Back Of The Envelope Valuation
For the sake of continuity, I'd like to update the back-of-the-envelope valuation that we used in the previous article, before we go into a DCF valuation.
Today, Monster Beverage is trading at a 28.1x EV/EBIT multiple. However, I still believe that it is too high of a number to assume as an exit multiple for Celsius and find 22.5x more appropriate.
Now, let's take 2027 as our target year, as it's reasonable to expect that in a little less than four years Celsius will come closer to steady-state profitability after it's a few years into its international expansions and the North American channels continue to mature.
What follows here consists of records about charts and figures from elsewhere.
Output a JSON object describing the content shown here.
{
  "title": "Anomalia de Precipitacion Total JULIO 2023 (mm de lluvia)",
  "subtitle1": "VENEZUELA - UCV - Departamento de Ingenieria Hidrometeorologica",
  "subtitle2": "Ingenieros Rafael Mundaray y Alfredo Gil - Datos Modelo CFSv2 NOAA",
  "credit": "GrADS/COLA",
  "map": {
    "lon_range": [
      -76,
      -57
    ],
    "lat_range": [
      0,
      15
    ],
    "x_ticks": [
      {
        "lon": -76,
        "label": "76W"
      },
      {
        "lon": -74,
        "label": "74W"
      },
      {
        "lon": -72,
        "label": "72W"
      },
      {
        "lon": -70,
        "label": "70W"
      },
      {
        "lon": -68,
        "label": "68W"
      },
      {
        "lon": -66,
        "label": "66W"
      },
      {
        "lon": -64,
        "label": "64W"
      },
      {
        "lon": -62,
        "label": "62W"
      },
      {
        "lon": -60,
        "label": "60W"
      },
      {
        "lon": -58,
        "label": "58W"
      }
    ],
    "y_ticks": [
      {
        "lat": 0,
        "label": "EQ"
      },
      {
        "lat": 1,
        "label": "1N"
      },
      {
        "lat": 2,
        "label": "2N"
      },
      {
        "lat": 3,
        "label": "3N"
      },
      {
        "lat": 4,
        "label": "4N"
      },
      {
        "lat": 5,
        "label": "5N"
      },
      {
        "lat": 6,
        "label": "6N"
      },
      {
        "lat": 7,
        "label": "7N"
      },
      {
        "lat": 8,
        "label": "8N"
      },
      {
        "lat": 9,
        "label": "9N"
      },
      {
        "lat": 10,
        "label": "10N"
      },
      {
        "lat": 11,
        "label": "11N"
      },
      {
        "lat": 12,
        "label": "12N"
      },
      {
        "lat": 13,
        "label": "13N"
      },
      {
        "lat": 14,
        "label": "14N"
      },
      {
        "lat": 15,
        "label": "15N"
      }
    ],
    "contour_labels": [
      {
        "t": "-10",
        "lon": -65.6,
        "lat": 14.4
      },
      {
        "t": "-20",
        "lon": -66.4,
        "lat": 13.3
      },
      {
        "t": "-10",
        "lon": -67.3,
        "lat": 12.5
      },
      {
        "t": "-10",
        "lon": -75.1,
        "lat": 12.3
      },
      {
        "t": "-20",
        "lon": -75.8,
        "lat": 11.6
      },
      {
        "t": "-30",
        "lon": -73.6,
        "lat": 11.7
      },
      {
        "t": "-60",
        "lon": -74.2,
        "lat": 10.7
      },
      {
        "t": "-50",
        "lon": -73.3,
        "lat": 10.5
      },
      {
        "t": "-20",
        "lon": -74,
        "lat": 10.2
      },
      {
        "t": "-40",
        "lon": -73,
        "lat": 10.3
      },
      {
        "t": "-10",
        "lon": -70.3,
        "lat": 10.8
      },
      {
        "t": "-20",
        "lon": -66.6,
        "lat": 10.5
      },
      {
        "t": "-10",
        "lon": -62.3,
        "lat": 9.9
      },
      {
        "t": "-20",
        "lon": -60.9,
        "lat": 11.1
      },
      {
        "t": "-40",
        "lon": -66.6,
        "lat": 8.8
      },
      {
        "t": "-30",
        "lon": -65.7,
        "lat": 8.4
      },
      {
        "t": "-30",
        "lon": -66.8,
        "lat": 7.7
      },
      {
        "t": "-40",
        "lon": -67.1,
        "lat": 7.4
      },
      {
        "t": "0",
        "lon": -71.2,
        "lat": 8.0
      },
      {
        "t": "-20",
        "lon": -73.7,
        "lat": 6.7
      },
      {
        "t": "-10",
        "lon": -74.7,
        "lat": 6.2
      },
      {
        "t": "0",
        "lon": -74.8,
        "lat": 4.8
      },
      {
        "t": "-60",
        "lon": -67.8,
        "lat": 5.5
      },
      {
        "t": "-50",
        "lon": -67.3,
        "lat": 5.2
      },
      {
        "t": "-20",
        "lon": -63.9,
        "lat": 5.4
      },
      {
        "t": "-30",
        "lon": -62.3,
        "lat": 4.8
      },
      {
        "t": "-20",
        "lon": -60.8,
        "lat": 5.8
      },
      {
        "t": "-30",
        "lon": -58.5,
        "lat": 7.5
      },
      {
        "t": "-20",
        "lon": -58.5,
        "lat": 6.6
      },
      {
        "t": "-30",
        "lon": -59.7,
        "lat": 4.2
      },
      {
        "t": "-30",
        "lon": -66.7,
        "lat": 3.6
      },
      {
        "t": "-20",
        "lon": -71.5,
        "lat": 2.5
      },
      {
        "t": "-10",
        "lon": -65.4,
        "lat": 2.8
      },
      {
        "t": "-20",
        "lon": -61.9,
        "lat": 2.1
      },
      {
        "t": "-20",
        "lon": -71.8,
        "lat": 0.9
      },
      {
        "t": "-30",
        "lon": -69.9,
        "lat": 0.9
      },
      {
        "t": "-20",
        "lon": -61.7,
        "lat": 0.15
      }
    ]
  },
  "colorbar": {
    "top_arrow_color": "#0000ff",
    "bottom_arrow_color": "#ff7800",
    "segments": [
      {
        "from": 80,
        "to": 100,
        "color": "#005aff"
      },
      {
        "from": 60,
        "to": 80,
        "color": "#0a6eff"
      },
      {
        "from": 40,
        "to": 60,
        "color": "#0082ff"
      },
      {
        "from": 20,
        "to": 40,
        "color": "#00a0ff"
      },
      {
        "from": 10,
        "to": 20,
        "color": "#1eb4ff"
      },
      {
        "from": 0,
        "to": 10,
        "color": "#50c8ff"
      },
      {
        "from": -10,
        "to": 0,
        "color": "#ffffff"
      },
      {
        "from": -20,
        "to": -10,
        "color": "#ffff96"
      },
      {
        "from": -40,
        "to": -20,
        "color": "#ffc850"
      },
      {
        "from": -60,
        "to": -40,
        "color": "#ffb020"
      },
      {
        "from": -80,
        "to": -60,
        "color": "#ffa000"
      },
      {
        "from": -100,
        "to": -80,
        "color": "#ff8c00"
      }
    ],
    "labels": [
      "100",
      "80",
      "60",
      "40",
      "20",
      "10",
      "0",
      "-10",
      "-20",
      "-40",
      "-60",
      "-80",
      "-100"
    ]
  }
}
In 2027, I now expect Celsius to generate approximately $3.0B in sales, reflecting a 23.0% CAGR from 2023 levels (I actually expect a higher number, but I prefer to play it conservative in this section). I also expect an even higher EBIT margin than before, at 26.0%, as we can see the quick progress Celsius is making. This is still significantly below Monster's average for the past decade.
Based on the above assumptions, we arrive at an EBIT of $786 million in 2027. Multiplied by our fair 22.5x multiple, our back-of-the-envelope math takes us to a $17.7B EV in 2027, which represents 44.0% upside over today's valuation.
Therefore, I expect Celsius will provide an annual return of 12% over the next four years. In my previous article, I wrote that I'd seek at least a 12% return from a growth company like Celsius, and we now have it, despite the surge in stock price.
I believe the second-quarter release provided even higher certainty in Celsius' prospects, which for a company at its stage, means a sharp incline in stock price.
Discounted Cash Flow Valuation
I used a discounted cash flow methodology to evaluate Celsius' fair value. I now assume the company will grow revenues at a CAGR of 19.7% between 2023-2030, based on the expected growth rates for the energy market, the company's ability to continue taking market share, and its upcoming international expansion.
I project EBITDA margins will increase incrementally up to 27.7% in 2030, primarily due to economies of scale which will drive a decrease in SG&A as a percentage of sales, as well as additional improvements in gross margin.
Created and calculated by the author based on Celsius financial reports and the author's projections
Taking a WACC of 10.5% and adding Celsius' net cash position, I estimate the company's fair value at $15.8B or $205 per share.
For those who are following, I increased the WACC a full percentage point while I also increased my long-term growth expectations. In short, I decided that instead of taking the low-end of my P&L assumptions range and the 9.5% WACC, I'll increase the WACC and take the mid-point of the range. In my view, this better reflects my expectations and the company's value drivers.
In my previous article, I said I didn't expect the stock to reach my price target in the near term. At that time, my price target stood at $169. Well, the stock actually did reach that target in less than a month, but I wouldn't expect it to happen again so quickly.
Overall, the numbers you put in the DCF model are never correct, and they are usually far from reality. I don't think it's reasonable to expect Celsius will continue to grow at a 100% pace, but I actually think that my assumptions for the near term might be too low. All in all, I wouldn't read too much into the model, as its main goal for a hypergrowth company like Celsius is to allow me to track and assess the company's performance on a quarterly basis.
Conclusion
Celsius provides a rare opportunity to invest in a semi-staple business which is still in its hyper-growth stage. I expect that Celsius will grow stronger and stronger, combining increasing sales with immense operational leverage. The company's North America and International expansions are still in their early days, and fueled by the PepsiCo partnership, Celsius should be able to reach scale in record pace.
I estimate Celsius will provide market-beating returns in the foreseeable future and reiterate the stock as a Buy.